En dépit du caractère indigent et liberticide de sa « taxe », Gabriel Zucman fait des émules. C’est avec consternation que nous avons appris par un article récent (La Tribune, 20 juin 2026) qu’une délégation européenne avait fait le voyage en France en quête de nouvelles recettes communautaires.
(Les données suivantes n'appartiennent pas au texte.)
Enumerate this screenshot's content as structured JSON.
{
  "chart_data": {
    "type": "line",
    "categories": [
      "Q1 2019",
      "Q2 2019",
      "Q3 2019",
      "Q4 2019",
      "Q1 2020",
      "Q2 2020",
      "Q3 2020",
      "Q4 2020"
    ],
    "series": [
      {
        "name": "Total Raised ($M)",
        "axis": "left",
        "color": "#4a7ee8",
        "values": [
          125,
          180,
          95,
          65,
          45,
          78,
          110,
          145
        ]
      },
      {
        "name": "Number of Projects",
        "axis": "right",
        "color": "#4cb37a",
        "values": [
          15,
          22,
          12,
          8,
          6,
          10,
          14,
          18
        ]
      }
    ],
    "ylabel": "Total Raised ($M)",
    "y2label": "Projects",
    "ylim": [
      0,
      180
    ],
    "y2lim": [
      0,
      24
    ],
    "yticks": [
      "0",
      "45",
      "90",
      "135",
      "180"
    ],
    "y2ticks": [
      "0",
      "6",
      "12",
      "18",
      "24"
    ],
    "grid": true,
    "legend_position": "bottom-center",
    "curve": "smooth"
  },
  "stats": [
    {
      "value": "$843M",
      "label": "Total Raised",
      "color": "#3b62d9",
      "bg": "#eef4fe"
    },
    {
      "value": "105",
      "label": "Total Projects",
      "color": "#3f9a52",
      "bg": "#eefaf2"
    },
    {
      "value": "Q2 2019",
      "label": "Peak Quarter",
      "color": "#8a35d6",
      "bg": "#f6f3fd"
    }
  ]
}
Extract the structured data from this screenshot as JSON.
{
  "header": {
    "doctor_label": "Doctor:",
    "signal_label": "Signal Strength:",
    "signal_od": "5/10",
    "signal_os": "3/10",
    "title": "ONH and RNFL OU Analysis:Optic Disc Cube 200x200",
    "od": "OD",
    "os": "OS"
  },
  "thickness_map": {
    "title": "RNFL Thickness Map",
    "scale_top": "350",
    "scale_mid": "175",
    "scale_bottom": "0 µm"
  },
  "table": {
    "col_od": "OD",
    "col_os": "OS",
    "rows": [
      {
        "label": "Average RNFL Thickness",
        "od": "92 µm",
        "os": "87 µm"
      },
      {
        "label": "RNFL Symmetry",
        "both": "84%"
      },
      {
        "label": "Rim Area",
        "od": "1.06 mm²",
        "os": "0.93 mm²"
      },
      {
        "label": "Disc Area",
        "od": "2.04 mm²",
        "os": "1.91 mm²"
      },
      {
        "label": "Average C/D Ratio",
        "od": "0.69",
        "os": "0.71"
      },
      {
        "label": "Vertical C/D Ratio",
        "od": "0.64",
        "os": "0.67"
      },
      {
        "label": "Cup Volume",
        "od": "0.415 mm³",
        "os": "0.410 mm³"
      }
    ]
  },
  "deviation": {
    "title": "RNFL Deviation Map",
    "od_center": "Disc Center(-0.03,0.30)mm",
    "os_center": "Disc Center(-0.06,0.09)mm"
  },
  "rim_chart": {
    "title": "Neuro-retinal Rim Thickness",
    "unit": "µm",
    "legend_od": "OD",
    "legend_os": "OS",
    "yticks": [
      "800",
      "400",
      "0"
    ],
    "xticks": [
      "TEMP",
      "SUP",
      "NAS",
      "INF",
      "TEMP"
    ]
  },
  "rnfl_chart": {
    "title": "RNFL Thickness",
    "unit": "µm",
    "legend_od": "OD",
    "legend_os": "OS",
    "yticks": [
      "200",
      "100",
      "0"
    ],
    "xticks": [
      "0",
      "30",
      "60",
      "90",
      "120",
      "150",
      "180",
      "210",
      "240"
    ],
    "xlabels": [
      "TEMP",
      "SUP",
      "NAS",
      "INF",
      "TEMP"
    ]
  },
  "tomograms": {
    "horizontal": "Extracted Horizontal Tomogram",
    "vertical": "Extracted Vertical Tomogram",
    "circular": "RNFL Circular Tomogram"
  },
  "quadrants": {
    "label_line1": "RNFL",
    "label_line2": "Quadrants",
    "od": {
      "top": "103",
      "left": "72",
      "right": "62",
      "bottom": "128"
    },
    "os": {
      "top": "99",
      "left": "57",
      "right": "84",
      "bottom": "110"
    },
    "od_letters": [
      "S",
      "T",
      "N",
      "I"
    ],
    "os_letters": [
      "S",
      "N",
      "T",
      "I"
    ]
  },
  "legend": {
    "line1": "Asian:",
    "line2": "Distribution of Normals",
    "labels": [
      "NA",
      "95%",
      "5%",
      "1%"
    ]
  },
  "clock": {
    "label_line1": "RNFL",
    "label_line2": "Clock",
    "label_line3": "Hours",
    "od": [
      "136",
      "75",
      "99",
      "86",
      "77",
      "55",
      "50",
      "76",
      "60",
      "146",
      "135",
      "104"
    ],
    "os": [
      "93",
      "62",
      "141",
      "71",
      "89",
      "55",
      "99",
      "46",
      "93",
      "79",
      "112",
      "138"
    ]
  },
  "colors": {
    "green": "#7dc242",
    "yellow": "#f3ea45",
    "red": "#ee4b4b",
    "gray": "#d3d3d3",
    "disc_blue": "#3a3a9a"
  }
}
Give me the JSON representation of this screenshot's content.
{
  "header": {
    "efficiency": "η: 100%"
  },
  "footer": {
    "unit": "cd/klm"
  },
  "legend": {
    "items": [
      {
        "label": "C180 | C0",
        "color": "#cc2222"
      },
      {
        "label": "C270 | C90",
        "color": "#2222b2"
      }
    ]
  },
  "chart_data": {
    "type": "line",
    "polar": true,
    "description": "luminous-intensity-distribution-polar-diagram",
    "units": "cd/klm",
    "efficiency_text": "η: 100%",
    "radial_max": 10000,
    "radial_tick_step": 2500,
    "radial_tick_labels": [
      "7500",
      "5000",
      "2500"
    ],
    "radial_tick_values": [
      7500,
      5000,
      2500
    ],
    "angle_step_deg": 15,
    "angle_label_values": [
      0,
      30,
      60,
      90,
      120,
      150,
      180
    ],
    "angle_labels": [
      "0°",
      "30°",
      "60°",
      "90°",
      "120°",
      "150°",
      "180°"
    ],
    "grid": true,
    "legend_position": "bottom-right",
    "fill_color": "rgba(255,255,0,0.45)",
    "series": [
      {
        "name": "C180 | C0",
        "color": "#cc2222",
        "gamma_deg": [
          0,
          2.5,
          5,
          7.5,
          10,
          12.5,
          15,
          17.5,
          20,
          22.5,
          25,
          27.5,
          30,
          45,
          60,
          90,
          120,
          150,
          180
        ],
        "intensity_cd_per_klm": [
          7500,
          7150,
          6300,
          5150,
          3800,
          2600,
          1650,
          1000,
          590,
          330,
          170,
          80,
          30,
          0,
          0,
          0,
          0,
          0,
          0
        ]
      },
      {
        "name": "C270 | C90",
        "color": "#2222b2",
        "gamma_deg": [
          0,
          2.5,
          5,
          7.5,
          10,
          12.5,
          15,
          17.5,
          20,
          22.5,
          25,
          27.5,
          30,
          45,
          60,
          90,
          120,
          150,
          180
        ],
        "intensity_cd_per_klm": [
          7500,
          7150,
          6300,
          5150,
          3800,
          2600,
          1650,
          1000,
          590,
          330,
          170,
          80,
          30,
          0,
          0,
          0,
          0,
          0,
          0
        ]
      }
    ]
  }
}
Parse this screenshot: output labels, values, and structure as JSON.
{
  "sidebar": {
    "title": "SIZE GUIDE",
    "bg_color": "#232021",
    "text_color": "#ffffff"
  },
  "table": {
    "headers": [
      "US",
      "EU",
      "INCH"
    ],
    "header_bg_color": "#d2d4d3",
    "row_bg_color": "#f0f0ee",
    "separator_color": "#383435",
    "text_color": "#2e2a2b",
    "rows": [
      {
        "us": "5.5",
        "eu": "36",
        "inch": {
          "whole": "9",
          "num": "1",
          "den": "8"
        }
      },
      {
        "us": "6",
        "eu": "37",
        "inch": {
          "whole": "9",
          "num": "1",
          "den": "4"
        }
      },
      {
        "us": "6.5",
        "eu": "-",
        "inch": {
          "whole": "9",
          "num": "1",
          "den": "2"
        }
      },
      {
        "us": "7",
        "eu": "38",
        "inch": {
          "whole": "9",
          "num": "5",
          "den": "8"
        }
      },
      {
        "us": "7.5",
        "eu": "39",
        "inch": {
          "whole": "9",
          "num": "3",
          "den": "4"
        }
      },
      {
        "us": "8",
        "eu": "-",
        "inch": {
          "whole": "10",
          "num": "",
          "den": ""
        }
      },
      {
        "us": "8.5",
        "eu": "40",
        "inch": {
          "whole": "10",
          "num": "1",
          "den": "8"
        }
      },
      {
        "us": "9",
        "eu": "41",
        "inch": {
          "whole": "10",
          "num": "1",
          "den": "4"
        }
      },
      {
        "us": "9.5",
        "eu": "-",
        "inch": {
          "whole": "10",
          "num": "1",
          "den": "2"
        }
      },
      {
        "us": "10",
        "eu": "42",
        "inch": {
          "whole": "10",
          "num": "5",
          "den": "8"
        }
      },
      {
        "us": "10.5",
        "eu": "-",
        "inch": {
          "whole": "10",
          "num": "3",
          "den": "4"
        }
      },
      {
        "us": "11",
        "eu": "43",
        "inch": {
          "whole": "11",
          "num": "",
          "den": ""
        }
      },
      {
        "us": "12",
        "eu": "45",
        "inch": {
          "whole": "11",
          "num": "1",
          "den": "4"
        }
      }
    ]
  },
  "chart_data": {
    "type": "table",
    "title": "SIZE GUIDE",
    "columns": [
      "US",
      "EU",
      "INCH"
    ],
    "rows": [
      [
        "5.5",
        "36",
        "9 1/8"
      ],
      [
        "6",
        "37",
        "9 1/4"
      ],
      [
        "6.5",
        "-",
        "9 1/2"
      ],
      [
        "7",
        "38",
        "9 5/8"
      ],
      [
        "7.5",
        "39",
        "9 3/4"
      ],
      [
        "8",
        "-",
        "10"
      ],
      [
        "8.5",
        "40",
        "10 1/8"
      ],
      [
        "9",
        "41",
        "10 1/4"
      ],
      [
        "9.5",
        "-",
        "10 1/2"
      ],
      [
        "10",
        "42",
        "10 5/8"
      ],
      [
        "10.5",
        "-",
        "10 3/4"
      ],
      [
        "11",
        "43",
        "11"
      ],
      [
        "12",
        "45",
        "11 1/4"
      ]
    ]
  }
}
Au programme, entre autres, une rencontre avec l’Insoumis Eric Coquerel, président de la commission des Finances, et une visite à l’Observatoire  international de la fiscalité, dirigé par… Gabriel Zucman.

Un membre de cette délégation, le député italien de gauche Pasquale Tridico, président de la sous-commission des affaires fiscales et économiques au Parlement européen, a déclaré qu’il convenait « d’identifier de nouvelles sources de revenus européens » et il a dit tout le bien qu’il pensait de l’instauration d’une « taxe Zucman » au niveau communautaire. Le danger n’est donc pas seulement hexagonal, il existe aussi à Bruxelles et à Strasbourg, où les socialistes de tous les partis sévissent.